There is no doubt we have major housing challenges in Auckland. Population growth, the continuing trend toward urbanisation, and people wanting to live where job opportunities are concentrated are all fuelling steady demand. The housing stock of Auckland, has not expanded quickly enough to keep up with this demand.
So, development is critical, but it needs to be smart and joined up. I acknowledge, the simplicity of that statement belies the complexity of executing on it. However, let’s focus on just one possible solution we see in the good practice from development around the world.
The best-congested cities promote residential density around transit and transport centres rather than encouraging more suburban sprawl and longer commutes. In these transit zones, local objectives can be promoted, such as reduced dependence on private vehicles or the development of mixed-use, pedestrian-friendly cityscapes. I lived in St Leonards in Sydney and watched as apartment blocks and shopping centres were constructed around the train station to create a great community and place to live.
A better example for us in Auckland is Panmure which is emerging as a transit hub with the newly upgraded railway station and as a connection point for the Eastern Busway connecting Botany to the city.
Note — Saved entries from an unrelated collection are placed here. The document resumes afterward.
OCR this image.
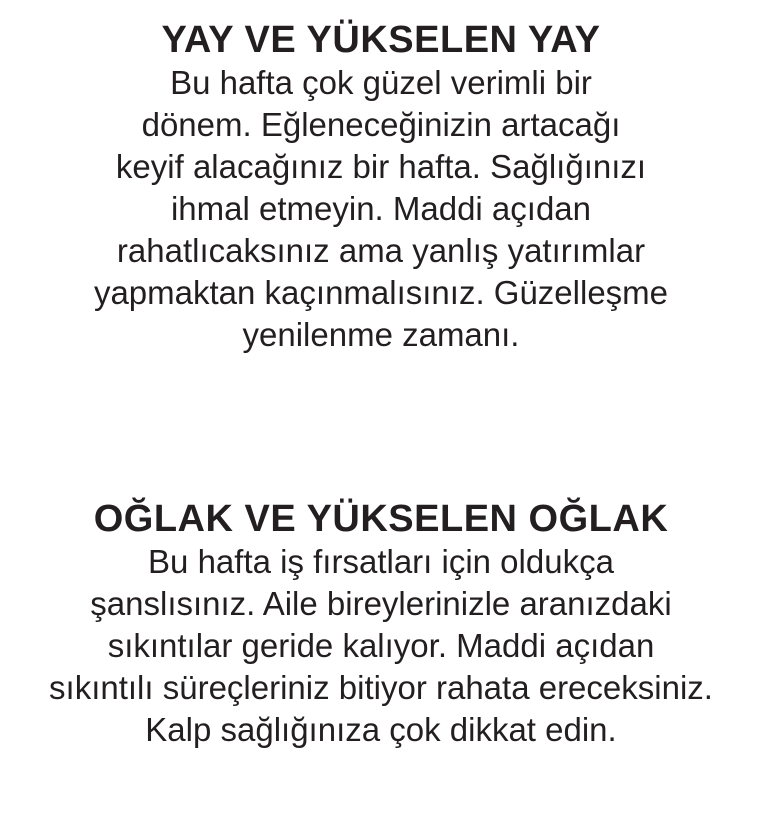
YAY VE YÜKSELEN YAY
Bu hafta çok güzel verimli bir
dönem. Eğleneceğinizin artacağı
keyif alacağınız bir hafta. Sağlığınızı
ihmal etmeyin. Maddi açıdan
rahatlıcaksınız ama yanlış yatırımlar
yapmaktan kaçınmalısınız. Güzelleşme
yenilenme zamanı.
OĞLAK VE YÜKSELEN OĞLAK
Bu hafta iş fırsatları için oldukça
şanslısınız. Aile bireylerinizle aranızdaki
sıkıntılar geride kalıyor. Maddi açıdan
sıkıntılı süreçleriniz bitiyor rahata ereceksiniz.
Kalp sağlığınıza çok dikkat edin.
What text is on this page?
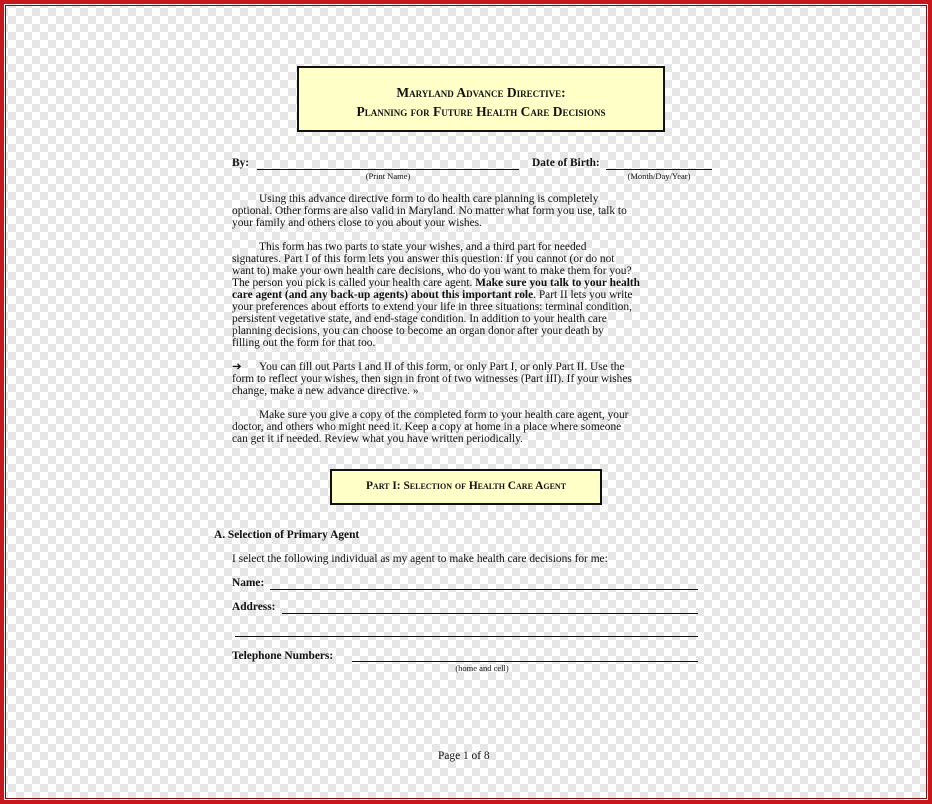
Maryland Advance Directive:
Planning for Future Health Care Decisions
By:
(Print Name)
Date of Birth:
(Month/Day/Year)
Using this advance directive form to do health care planning is completely
optional. Other forms are also valid in Maryland. No matter what form you use, talk to
your family and others close to you about your wishes.
This form has two parts to state your wishes, and a third part for needed
signatures. Part I of this form lets you answer this question: If you cannot (or do not
want to) make your own health care decisions, who do you want to make them for you?
The person you pick is called your health care agent. Make sure you talk to your health
care agent (and any back-up agents) about this important role. Part II lets you write
your preferences about efforts to extend your life in three situations: terminal condition,
persistent vegetative state, and end-stage condition. In addition to your health care
planning decisions, you can choose to become an organ donor after your death by
filling out the form for that too.
➔ You can fill out Parts I and II of this form, or only Part I, or only Part II. Use the
form to reflect your wishes, then sign in front of two witnesses (Part III). If your wishes
change, make a new advance directive. »
Make sure you give a copy of the completed form to your health care agent, your
doctor, and others who might need it. Keep a copy at home in a place where someone
can get it if needed. Review what you have written periodically.
Part I: Selection of Health Care Agent
A. Selection of Primary Agent
I select the following individual as my agent to make health care decisions for me:
Name:
Address:
Telephone Numbers:
(home and cell)
Page 1 of 8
This is the area to intensify land use and residential density around an emerging transit stop and where multi-unit residential complexes like that being proposed at Sandspit Road should be located.
The Cockle Bay residents are right to be concerned about the changing character of their neighbourhood, the resultant stress it creates on our infrastructure and the lack of consistency with the council’s own stated development strategy.
If you want to support the work of the Cockle Bay Residents Association, I would strongly encourage you to make a submission on the new application when it is officially notified. This issue should be important to all of us in Botany, but also to all Aucklanders given the precedent it creates for other areas with Single House Zones.